For whatever reason, the Tiananmen protests stuck with me more than the fall of the Berlin Wall. I find people rallying against an oppressive regime a more compelling story than a large military force surrendering to another large military force. Maybe it’s just the drama of the story, or maybe it’s that I don’t believe what Mao wrote about power flowing from the barrel of a gun. I believe in democracy, not just as a principle but as a practical reality. However slowly or imperfectly it happens, eventually the common majority always crushes an elite minority. If you watch, they always seem to prop up an elite minority in the place of the one removed, so I’m convinced that the existence of the elite minority is in fact part of the will of the common majority. It’s not power TO the people, it’s power OF the people. We’ve got it if we only choose to exercise it.

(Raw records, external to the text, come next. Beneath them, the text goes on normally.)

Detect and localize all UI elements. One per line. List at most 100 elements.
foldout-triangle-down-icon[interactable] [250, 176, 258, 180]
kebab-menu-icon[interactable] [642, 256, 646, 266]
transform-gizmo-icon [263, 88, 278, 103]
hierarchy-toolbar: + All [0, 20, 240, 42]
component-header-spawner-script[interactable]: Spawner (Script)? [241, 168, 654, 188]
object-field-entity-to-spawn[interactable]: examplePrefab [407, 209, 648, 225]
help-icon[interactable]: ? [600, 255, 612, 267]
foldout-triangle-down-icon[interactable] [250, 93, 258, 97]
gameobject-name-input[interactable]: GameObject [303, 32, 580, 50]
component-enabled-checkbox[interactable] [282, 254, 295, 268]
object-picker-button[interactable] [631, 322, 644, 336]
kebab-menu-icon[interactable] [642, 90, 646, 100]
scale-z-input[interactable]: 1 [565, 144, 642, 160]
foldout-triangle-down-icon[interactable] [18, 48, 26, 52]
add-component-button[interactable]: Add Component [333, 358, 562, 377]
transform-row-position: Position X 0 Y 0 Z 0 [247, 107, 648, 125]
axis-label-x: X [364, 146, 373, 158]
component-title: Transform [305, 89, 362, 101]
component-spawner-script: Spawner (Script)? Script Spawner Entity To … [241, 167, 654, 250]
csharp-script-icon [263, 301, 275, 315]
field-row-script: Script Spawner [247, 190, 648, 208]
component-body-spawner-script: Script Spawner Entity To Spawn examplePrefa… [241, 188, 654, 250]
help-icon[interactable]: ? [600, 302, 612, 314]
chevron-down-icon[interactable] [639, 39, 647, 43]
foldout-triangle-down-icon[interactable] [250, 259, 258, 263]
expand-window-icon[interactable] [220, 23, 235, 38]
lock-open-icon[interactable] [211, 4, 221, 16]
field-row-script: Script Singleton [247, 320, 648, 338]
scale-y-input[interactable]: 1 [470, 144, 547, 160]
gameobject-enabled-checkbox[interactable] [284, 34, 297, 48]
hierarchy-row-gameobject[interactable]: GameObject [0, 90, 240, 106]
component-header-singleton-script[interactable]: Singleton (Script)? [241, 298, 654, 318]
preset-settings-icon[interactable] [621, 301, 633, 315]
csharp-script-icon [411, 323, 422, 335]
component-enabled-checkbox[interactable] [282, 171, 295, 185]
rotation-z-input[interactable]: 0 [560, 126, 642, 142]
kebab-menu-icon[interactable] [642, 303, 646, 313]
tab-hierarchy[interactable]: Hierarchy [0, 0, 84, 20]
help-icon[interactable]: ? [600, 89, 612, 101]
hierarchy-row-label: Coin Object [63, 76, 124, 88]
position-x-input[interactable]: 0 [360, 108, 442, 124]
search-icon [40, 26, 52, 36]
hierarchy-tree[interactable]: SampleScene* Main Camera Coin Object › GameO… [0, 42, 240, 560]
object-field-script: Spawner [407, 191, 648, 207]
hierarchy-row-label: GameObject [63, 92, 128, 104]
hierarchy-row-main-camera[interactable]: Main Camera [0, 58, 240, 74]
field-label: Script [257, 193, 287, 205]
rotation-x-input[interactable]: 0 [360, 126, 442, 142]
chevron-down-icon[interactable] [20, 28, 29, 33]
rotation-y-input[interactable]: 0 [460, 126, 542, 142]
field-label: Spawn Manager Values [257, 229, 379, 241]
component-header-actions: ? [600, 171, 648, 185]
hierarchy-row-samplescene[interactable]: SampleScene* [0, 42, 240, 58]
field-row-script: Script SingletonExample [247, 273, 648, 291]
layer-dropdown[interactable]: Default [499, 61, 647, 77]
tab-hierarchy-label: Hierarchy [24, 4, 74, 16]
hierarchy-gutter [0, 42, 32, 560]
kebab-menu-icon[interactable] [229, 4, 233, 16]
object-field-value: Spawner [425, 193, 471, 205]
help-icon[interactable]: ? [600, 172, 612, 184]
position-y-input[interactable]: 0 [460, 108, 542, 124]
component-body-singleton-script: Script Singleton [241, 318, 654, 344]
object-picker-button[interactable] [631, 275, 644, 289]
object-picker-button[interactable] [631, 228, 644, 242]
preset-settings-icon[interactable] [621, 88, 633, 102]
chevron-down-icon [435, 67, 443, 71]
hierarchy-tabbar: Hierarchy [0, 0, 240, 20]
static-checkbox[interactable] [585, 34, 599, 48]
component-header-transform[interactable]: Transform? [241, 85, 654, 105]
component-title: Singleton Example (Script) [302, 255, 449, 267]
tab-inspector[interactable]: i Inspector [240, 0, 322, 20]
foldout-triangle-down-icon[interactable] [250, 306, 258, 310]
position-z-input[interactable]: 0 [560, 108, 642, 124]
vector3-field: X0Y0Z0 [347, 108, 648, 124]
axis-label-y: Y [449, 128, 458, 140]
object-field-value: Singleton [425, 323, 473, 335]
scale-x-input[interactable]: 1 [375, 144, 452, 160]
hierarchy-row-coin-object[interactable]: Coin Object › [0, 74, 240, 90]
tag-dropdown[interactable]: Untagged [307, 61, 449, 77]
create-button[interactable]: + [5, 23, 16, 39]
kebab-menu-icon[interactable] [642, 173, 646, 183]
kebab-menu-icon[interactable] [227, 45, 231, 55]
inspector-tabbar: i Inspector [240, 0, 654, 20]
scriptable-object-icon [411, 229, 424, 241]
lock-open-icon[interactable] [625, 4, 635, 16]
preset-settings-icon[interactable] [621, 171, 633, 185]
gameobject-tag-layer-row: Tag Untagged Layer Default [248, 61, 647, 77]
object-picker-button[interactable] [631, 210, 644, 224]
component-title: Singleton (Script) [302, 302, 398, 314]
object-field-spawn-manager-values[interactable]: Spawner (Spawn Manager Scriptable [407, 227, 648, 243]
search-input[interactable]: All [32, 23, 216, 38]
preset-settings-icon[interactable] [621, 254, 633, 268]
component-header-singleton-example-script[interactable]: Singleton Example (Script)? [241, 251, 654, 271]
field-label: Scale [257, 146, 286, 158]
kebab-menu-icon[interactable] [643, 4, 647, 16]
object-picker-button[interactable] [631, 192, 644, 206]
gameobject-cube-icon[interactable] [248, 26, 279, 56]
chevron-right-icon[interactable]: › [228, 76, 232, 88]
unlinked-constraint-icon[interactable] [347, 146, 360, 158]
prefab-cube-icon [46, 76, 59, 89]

Anyhow, I kept a picture of the paint-splattered poster of Chairman Mao in my wallet as a reminder for several months. When I opened my wallet, I’d often see the Chairman there with red paint on his face. It was an encouraging reminder to me of the bravery shown by the protesters at Tiananmen Square.

So it makes me very sad to see the news today:

http://news.bbc.co.uk/1/hi/world/asia-pacific/4742478.stm

The thrower of the paint balloon that defaced the portrait I kept a picture of in my wallet was released from prison Wednesday. He served seventeen years in prison for an act that at worst could be called vandalism.

Those seventeen years were not spent working out at the prison gym and watching cable TV, either. He spent two entire years in solitary confinement, and was lashed to a pole in the summertime sun for days at a time. He was beaten and tortured in ways that we’ll probably never know, and he was released to his family completely mentally broken. Reportedly he does not recognize his own family and cannot speak intelligibly,

I don’t know that much about prisons. I’ve never spent more than a couple of hours inside one, and even then I was always free to walk out. But I remember Solzhenitsyn writing about the gulag where he said that prisoners could not take more than about two weeks of solitary confinement without losing their soul. And here is this guy who was kept in the hole for two years.

I suppose that all men have their breaking point. And I suppose I shouldn’t find it at all surprising that a regime who holds down their population at gunpoint should want to break the ones who really hold the power. Especially a government that came into place by bloody revolution should remember the lesson that their positions of power and influence are at best held precariously.

Yet I have to wonder why we, in the parts of the world where no matter how badly we fail at it we at least believe in liberty and democracy, continue to do business with torturers. I am ashamed that yesterday I purchased a Chinese motorcycle tire.